Thursday, October 10, 2013

T-Shirt slogans

One of the Cloudera chaps at the Oracle Big Data meetup had a T-shirt with this cool slogan:
Data is the new bacon
Even as a vegetarian I can appreciate the humour. However I think it has a corollary, which would also make a good T-shirt:
Metadata is the new Kevin Bacon
Because metadata is the thing which connects us all.

Oracle Big Data Meetup - 09-OCT-2013

The Oracle guys running the Big Data 4 the Enterprise Meetup are always apologetic about marketing. The novelty is quite amusing. They do this because most Big Data Meetups are full of brash young people from small start-ups who use cool open source software. They choose cool open source software partly because they're self-styled hackers who like being able to play with their software any way they choose. But mainly it is because the budgetary constraints of being a start-up mean they have to choose between a Clerkenwell office and Aeron chairs, or enterprise software licenses, and that's no choice at all.

But an Oracle Big Data meetup has a different constituency. We come from an enterprise background, we've all been using Oracle software for a long time and we know what to expect from an Oracle event. We're prepared to tolerate a certain amount of Oracle marketing because we want to hear the Oracle take on things, and we come prepared with our shields up. Apart from anything else, the Meetup sponsor is always cut some slack, in exchange for the beer'n'pizza.
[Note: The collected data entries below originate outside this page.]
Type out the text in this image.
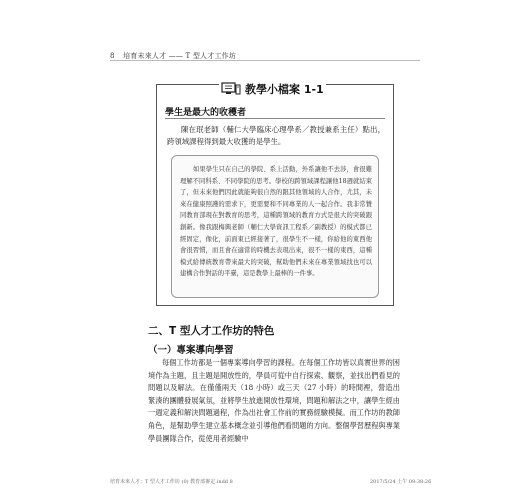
8 培育未來人才 —— T 型人才工作坊
教學小檔案 1-1
學生是最大的收穫者
陳在珉老師（輔仁大學臨床心理學系／教授兼系主任）點出，跨領域課程得到最大收獲的是學生。
如果學生只在自己的學院、系上活動，外系讓他不去涉，會很難理解不同科系、不同學院的思考。學校的跨領域課程讓他18週就結束了，但未來他們因此就能夠很自然的跟其他領域的人合作，尤其，未來在健康照護的需求下，更需要和不同專業的人一起合作。我非常贊同教育部現在對教育的思考，這種跨領域的教育方式是很大的突破跟創新。像我跟梅興老師（輔仁大學資訊工程系／副教授）的模式都已經固定，像化，前面東已經接著了，很學生不一樣，你給他的東西他會很習慣，而且會在適當的時機去表現出來，很不一樣的東西，這種模式給傳統教育帶來最大的突破，幫助他們未來在專業領域找也可以建構合作對話的平臺，這是教學上最棒的一件事。
二、T 型人才工作坊的特色
（一）專案導向學習
每個工作坊都是一個專案導向學習的課程。在每個工作坊皆以真實世界的困境作為主題，且主題是開放性的，學員可從中自行探索、觀察，並找出們看見的問題以及解法。在僅僅兩天（18 小時）或三天（27 小時）的時間裡，營造出緊湊的團體發展氣氛，並將學生放進開放性環境，問題和解法之中，讓學生經由一週定義和解決問題過程，作為出社會工作前的實務經驗模擬。而工作坊的教師角色，是幫助學生建立基本概念並引導他們看問題的方向。整個學習歷程與專業學員團隊合作，從使用者經驗中
培育未來人才：T 型人才工作坊 (0) 教育部審定.indd 8	2017/5/24 上午 09:38:26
Besides the Oracle Big Data Appliance is quite at easy sell, certainly compared to the rest of the engineered systems. The Exa stack largely comprises machines which replace existing servers whereas Big Data is a new requirement. Most Oracle shops probably don't have a pool of Linux/Java/Network hackers on hand to cobble together a parallel cluster of machines and configure them to run Hadoop. A pre-configured Exadoop appliance with Oracle's imprimatur is just what those organisations need. The thing is, it seems a bit cheeky to charge a six figure sum for a box with a bunch of free software on it. No matter how good box is. Particularly when it can be so hard to make the business case for a Big Data initiative.

Stephen Sheldon's presentation on Big Data Analytics As A Service addressed exactly this point. He works for Detica. They have stood up an Oracle BDA instance which they rent out for a couple of months to organisations who want to try a Big Data initiative. Detica provide a pool of data scientists and geeks to help out with the processing and analytics. At the end of the exercise the customer has a proven case showing whether Big Data can give them sufficient valuable insights into their business. This strikes me as a highly neat idea, one which other companies will wish they had thought of first.

Ian Sharp (one of the apologetic Oracle guys) presented on Oracle's Advanced Analytics. The big idea here is R embedded in the database. This gives data scientists access to orders of magnitude more data than they're used to having on their desktop R instances. Quants working in FS organisations will most likely have an accident when they realise just how great an idea this is. Unfortunately, Oracle R Enterprise is part of the Advanced Analytics option, so probably only the big FS companies will go for it. But the Oracle R distro is still quite neat, and free.

Mark Sampson from Cloudera rounded off the evening with a talk on a new offering, Cloudera Search. This basically provides a mechanism for building a Google / Amazon style search facility over a Hadoop cluster. The magic here is that Apache Solr is integrated into the Hadoop architecture instead of as a separate cluster, plus a UI building tool. I spent five years on a project which basically did this with an Oracle RDBMS, hand-rolled ETL and XML generators and lots of Java code plumbing an external search engine into the front-end. It was a great system, loved by its users and well worth the effort at the time. But I expect we could do the whole thing again in a couple of months with this tool set. Which is good news for the next wave of developers.

Some people regard attending technical meetups a bit odd. I mean, giving up your free time to listen to a bunch of presentations on work matters? But if you find this stuff interesting you can't help yourself. And if you work with Oracle tech and are interested in data then this meetup is definitely worth a couple of hours of your free time.